Joan will present (in absentia) a video poetry performance from her new collection-in-progress. Joan says, "These poems are all conversations, of sorts, between people and things. An ageing armchair talks to an arrogant window; a butoh dancer talks to the floorboards she dances on; an old man talks to the radio in his sleep. The poems try to translate unheard conversations from beneath the canopy of the ordinary. They illuminate the hidden voices of the everyday." Joan's work has been published in literary magazines such as Sport and Best New Zealand Poems, and in the DUETS chapbook series, launched in June this year.
 

Briar Comins
Briar will present thoughts from her current work that investigates the lived experience of being fat. Her potent imagery represents both the psychological pressures of consumer society and the joy of the physical body. By selecting unconventional materials for her figurative works, she is able to convey a very powerful message to the viewer with eloquence and insight. Briar Comins is an emerging artist who lives with her family in Dunedin. Briar's work is currently on show at ROCDA gallery as part of the Women on Form exhibition.

Shelley Adamson

Shelley will present a seminar about her ongoing knitting work shown in the accompanying exhibition. Shelley Adamson works within the interception between craft and digital culture. In Embodied model I knitted gloves are joined and manipulated to form an interpretation of the internet. The result is a non-hierarchical structure based upon the notions of decentering, multiplicity and connectivity. 



Desi Liversage
Restoration is No Comedy.  I will present three little stories about genitals – ours and theirs – us and them. The western world is appalled at the notion of genital mutilation.  Do we have a right to be?  I would like to stimulate a debate around these issues, based on an art piece in progress.
 
Hana Aoake, Jerome Cousins, Theodore McLay, Mel Shaw, Miriam Noonan and Jimmy Currin.

A reading of two sections of Caryl Churchill’s Cloud Nine (1978) will be performed by Jerome Cousins, Theodore McLay, Mel Shaw, Miriam Noonan and Jimmy Currin.  Directed by Hana Aoake.

We Are Optimistic

Kate van der Drift and Clare Fleming make up the We Are Optimistic collective.
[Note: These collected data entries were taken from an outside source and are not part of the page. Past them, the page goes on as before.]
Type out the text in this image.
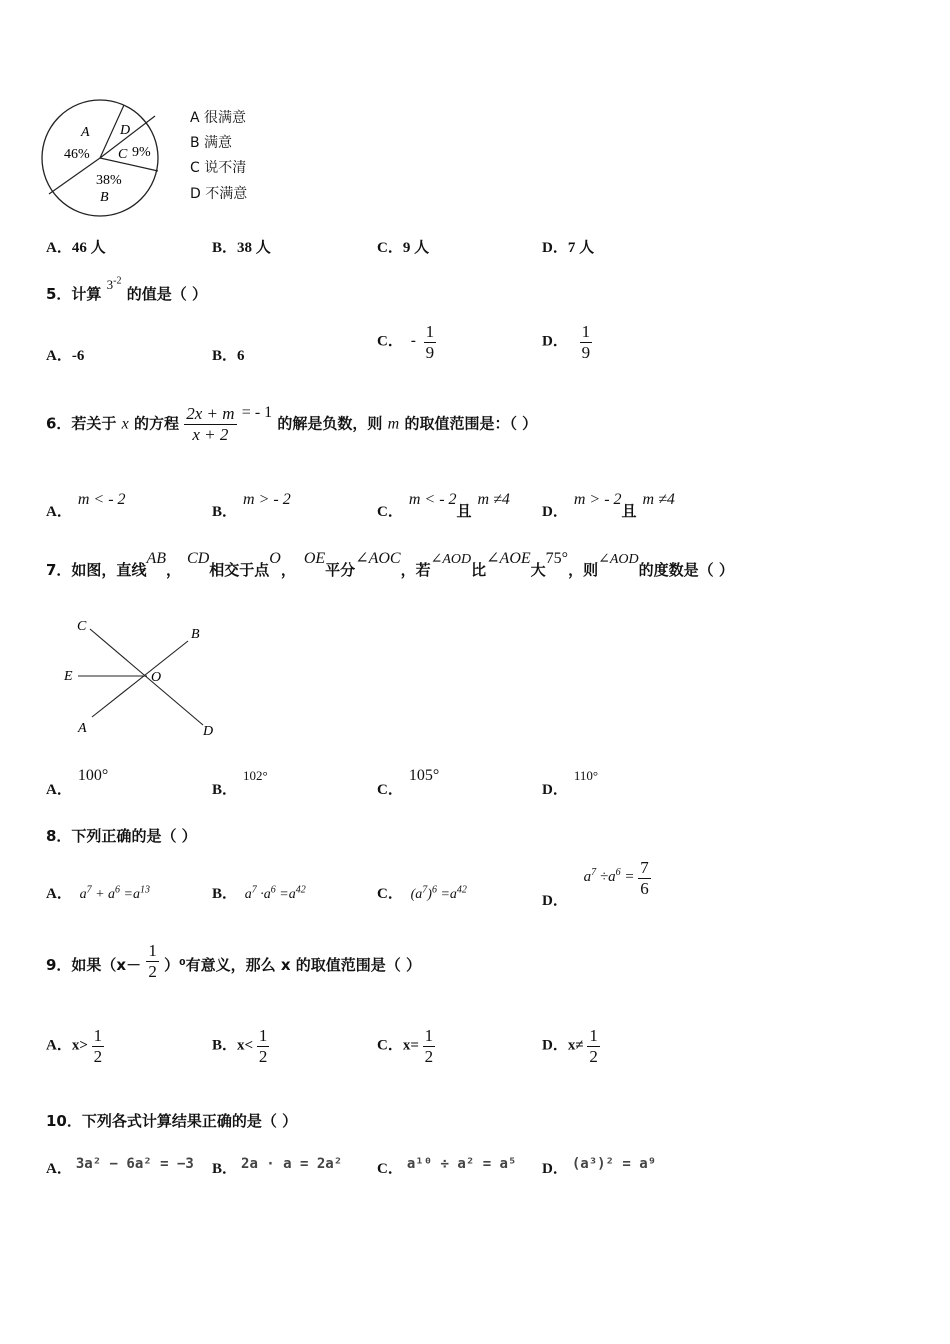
A
46%
D
C 9%
38%
B
A 很满意
B 满意
C 说不清
D 不满意
A．46 人	B．38 人	C．9 人	D．7 人
5．计算 $3^{-2}$ 的值是（ ）
A．-6	B．6
C． - $\frac{1}{9}$	D． $\frac{1}{9}$
6．若关于 x 的方程 $\frac{2x + m}{x + 2}$ = - 1 的解是负数，则 m 的取值范围是：（ ）
A．m < - 2
B．m > - 2
C．m < - 2且m ≠4
D．m > - 2且m ≠4
7．如图，直线AB，CD相交于点O，OE平分∠AOC，若∠AOD比∠AOE大75°，则∠AOD的度数是（ ）
C
B
E	O
A	D
A．100°
B．102°
C．105°
D．110°
8．下列正确的是（ ）
A． $a^7 + a^6 =a^{13}$	B． $a^7 \cdot a^6 =a^{42}$	C． $(a^7)^6 =a^{42}$
D． $a^7 \div a^6 = \frac{7}{6}$
9．如果$(x- \frac{1}{2} )^0$有意义，那么 x 的取值范围是（ ）
A．$x> \frac{1}{2}$	B．$x< \frac{1}{2}$	C．$x= \frac{1}{2}$	D．$x\ne \frac{1}{2}$
10．下列各式计算结果正确的是（ ）
A． 3a² − 6a² = −3 B． 2a · a = 2a² C． a¹⁰ ÷ a² = a⁵ D． (a³)² = a⁹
Their current series of projects explore utopian feminist ideals through an attempt to create a world without Patriarchy. Currently in the ‘planning’ phase of this project they will facilitate a brainstorming session to investigate what the role of artists might be in their Patriarchy Free Zone.
 
Fiona Mc Lachlan
Fiona confesses that she is not a feminist. Drawing on her PhD work around queer temporalities she will open up a discussion that explores new political strategies for 'feminism(s)'.

Lynda Cullen

Lynda will present the paper Wonderwoman from the 1940s to the 21st Century: Superhero dress, identity, and gender issues. Lynda's MA was undertaken at Otago University's Gender and Visual Culture Departments. She is visitor programmes coordinator at the Dunedin Public Art Gallery.

Kate Anderson

Kate will present a musical performance. Kate is an artist working with notions of value through clothing, re-use and fashion.



Robin Steal

From the local Dunedin band - The Feral Hunks.  Robin Steal will present some of his new songs that negotiate the tricky space of feminism for men.